Subject: AKI: Tough Time Ahead for Reconciliation within the Police

EAST TIMOR: TOUGH TIME AHEAD FOR RECONCILIATION WITHIN THE POLICE

Dili, 13 Oct. (AKI) - The East Timor Police Force (Polisa Nacional de Timor-Leste - PNTL) efforts to rebuild itself are being hampered by a deep mistrust and the scars left behind by the violence of the past few months. "What I wish to do now is to reconcile all police officers and unite them to serve the people, like in the past," East Timor police commander, Superintendent in Chief Paulo de Fatima Martins told Adnkronos International (AKI).

The former 3300-strong PNTL imploded and virtually dissolved in the midst of the April-May riots that rocked the tiny Southeast Asian country. The police force's weaknesses were rooted in its composition that included a large number of men who had worked for the Indonesian administration during the 24-year long occupation. This led to internal splits and to a rivalry with the army, which is made up mostly of former freedom fighters.

Between April and May, when a dispute within the army started the widespread riots that eventually led to the fall of former prime minister Mari Alkatiri's government and the deployment of foreign troops to East Timor, the police disintegrated and clashes with the army took place.

The worst incident happened on 25 May, when ten unarmed policemen, who had been assured safe-passage by the United Nations, were killed and 30 more were injured when rogue elements of the military opened fire. The police officers were accused of having attacked the military headquarters a day earlier.

However, those who were involved in the unrest say that the situation is even more complicated.

"I saw some of my police colleagues wearing military uniforms, carrying M-16 rifles and shooting at us," Joao 'Zeca' Quinamoco, a former police officer, who survived the attack, tearfully told AKI.

"What I want is reconciliation and forgiveness. But the police officers who committed the crimes against us should be brought to justice. Reconciliation without justice is a nonsense," added Joao, stressing the difficulties of rebuilding the nation.

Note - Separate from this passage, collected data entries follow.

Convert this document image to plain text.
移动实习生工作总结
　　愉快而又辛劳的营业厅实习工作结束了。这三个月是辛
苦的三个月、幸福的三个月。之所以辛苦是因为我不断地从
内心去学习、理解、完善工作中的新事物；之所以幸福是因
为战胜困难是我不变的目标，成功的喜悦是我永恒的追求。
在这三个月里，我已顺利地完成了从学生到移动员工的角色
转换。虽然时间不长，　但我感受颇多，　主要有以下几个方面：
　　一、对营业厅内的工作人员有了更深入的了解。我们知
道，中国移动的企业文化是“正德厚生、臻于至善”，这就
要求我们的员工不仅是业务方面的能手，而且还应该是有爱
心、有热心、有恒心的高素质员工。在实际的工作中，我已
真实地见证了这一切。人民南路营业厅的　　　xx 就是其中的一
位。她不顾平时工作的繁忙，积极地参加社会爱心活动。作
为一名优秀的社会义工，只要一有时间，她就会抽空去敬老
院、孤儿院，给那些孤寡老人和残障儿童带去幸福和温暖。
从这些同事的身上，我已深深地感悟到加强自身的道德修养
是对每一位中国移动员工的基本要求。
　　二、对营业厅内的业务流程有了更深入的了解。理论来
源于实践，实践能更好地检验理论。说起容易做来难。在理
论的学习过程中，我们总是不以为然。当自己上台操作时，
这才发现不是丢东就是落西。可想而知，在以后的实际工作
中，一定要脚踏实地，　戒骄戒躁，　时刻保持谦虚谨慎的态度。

Honorio Moniz, another former police officer, blamed East Timor police's deputy general commander Inspector Lino Saldanha.

"He was there on the 25 of May, with others. They were wearing military uniform and shooting with M-16. They were from the east of the country," he said emphasizing the regional-ethnic divide that was also one of the causes of the crisis.

East Timorese from the east are known as 'lorosae', while those from the west are 'loromonu'. The former accused the latter of having collaborated with Indonesia during the occupation.

"Is it possible for us to accept him back? Should we respect him? Should we salute him as our senior and commander while in the past he was a traitor to the institution?" he added.

Adnkronos International (AKI) tracked down Inspector Lino Saldanha who rejected the accusations.

"I totally reject this accusation. I had no weapons at all. I was facing papers and computers at all time. This is serious slander," he said.

However, Saldanha agreed that reconciliation should come with conditions.

"Reconciliation is good, but the officers who directly and indirectly provided weapons to civilians, and those who have made false accusations, should be investigated and brought to justice," he said.

In East Timor, policing is currently carried out mainly by the United Nations Police (UNIPOL). UNIPOL Acting Commander, Antero Lopes, recently said that about 900 Dili-based police are now registered for a screening process that began in early September, as a prerequisite for returning to work. Fifty of them, have returned to work.